Trisutto coaching philosophy is simple: we fit the swim stroke to the athlete, not the athlete to the stroke. If someone doesn’t have the flexibility of an elite pool swimmer, we don’t spend months trying to change that. We coach them to swim effectively with the body they have.
This includes kicking - the kick in triathlon swimming exists for one purpose - balance. And a 2 beat kick achieves that in the most economical, energy-efficient way possible. A 6 beat kick does nothing productive for the age group triathlete (and most pros). It doesn’t meaningfully propel them forward. It doesn’t make them significantly faster. What it does do is fatigue the legs - not just in the swim, but in ways that directly compromise the bike and run that follow. You’re burning matches before the race has even really begun.

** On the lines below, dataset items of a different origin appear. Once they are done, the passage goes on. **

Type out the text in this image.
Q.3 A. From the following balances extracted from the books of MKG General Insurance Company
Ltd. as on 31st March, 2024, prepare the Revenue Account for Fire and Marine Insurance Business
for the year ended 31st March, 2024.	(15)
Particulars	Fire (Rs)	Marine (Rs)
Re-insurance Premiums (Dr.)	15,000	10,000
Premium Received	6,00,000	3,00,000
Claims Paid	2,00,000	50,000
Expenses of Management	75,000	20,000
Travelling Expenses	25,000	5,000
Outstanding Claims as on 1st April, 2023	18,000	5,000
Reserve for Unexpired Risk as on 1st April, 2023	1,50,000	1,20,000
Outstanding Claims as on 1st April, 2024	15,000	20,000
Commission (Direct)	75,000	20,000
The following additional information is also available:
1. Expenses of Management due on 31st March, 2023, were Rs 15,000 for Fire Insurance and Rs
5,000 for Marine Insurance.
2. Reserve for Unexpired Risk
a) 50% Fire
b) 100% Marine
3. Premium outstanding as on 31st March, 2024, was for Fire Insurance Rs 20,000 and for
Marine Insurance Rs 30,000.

Here’s the reality: even if you found the age group triathlete with the most
beautifully flexible ankles in the world, they would still be deriving only a tiny fraction of their forward propulsion from the kick. The return on investment simply isn’t there.
It kills their race if they don't train kicking sets in the pool, and if they do then they can't complete run and bike workouts to the required level as their legs are too tired from kick sets and attempting to train like a swimmer and not a triathlete!
Many elite distance swimmers race on a 2 beat kick, only switching to a 6 beat kick in the final 150 metres. That’s a weapon reserved for the very sharpest athletes in the world at the end of the longest pool races. It has no place as a strategy for 1500m of open water in a triathlon, let alone 3800m.
Ask yourself: is this actually making me a better triathlete? Or is that time better spent getting fitter?